First of all, make sure you’re using a PSU that is rated at 3-4 times more than the TDP of your GPU. So, if you have a GTX 1660 Ti with a 120W TDP, that’s 360-480W, meaning you should have a 450W PSU to stay safe.
Of course, this is not a rule. For example, by this calculation, the RTX 2060 Super (175W TDP) will need a PSU of 525-700W, though I’ve seen people do just fine with a 500W PSU for years without any problem. This is not an exact science and depends on a variety of factors. Mostly, the well-known cards are quite reliable and games are optimized for them to the point that there will hardly be any transient power spikes.
But if you do experience any such spikes, it might be time to upgrade your PSU or try lowering the in-game settings to see if they stop.
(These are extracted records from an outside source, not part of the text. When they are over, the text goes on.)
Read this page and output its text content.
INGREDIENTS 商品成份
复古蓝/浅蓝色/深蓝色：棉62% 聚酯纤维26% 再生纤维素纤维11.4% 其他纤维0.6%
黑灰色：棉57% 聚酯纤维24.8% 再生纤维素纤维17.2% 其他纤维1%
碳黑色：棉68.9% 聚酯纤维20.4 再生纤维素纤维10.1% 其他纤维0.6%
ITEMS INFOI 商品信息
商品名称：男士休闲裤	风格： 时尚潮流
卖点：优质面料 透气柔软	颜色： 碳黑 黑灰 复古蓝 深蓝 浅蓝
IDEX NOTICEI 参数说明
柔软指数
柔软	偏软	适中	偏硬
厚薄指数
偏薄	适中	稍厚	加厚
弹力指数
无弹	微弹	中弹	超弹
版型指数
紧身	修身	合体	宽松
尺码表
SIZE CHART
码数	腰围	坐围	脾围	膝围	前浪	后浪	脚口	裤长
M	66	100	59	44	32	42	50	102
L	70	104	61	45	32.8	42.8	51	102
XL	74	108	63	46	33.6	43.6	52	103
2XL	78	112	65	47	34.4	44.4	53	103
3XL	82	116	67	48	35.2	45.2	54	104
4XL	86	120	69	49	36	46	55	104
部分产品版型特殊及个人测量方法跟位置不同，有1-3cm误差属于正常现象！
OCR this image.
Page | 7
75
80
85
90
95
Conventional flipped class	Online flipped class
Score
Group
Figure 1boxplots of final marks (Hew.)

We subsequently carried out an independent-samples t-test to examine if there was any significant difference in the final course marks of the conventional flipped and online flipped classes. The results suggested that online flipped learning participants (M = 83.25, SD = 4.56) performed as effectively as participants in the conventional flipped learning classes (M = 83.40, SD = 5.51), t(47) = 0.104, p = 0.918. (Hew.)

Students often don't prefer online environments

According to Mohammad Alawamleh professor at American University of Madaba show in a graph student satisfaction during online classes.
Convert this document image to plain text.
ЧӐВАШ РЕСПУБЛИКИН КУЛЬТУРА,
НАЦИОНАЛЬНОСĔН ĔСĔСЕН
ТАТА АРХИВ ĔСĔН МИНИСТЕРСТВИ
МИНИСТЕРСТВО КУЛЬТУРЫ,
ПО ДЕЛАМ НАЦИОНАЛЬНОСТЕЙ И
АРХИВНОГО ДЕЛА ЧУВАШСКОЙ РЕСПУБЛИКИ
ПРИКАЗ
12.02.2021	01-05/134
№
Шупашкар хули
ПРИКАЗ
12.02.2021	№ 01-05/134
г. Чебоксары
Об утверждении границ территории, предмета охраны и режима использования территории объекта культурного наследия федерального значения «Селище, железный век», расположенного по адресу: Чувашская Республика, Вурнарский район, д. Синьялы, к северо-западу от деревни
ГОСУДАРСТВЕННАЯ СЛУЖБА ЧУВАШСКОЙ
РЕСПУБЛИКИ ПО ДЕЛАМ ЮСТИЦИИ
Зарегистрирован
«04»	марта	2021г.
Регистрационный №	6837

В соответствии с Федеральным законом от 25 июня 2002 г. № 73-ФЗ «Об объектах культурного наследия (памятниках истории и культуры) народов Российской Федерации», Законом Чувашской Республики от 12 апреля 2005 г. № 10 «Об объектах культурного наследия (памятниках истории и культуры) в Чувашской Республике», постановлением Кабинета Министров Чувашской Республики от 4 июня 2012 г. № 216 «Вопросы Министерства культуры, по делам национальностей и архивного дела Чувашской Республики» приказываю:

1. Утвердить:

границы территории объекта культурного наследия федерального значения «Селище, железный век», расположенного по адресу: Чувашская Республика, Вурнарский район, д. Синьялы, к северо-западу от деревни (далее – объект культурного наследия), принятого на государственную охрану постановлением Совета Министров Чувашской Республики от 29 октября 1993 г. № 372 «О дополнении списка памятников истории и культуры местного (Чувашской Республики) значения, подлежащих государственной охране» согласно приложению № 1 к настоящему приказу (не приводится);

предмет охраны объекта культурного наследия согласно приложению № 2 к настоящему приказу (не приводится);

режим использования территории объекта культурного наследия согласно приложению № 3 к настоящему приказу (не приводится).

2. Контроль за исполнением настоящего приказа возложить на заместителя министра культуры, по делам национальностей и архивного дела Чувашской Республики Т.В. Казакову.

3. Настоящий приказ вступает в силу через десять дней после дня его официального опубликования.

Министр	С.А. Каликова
GPUs are complex components and inside a PC system, with other hardware and while playing different games, the number of variables that can cause issues goes through the roof. Everything from incompatible installation, moisture buildup, and overheating to dirt, poorly optimized game settings, and overclocking can cause issues.
Isolate the problem and take notes—It’s the best way to start doing your research about the problem.
GPUs made within the last decade are designed to handle a lot. They won’t melt, for once, and would rather crash. They can also be pretty flexible by throttling down the FPS in case of a problem. Even in case of CPU bottlenecks, RAM or disk overuse, and voltage fluctuations, they do pretty okay.
If you experience a GPU issue, therefore, it means something is seriously wrong 90% of the time. The other 10% is just a case of bad optimization or manufacturer defect, which shouldn’t be too hard to confirm once you get your system checked up.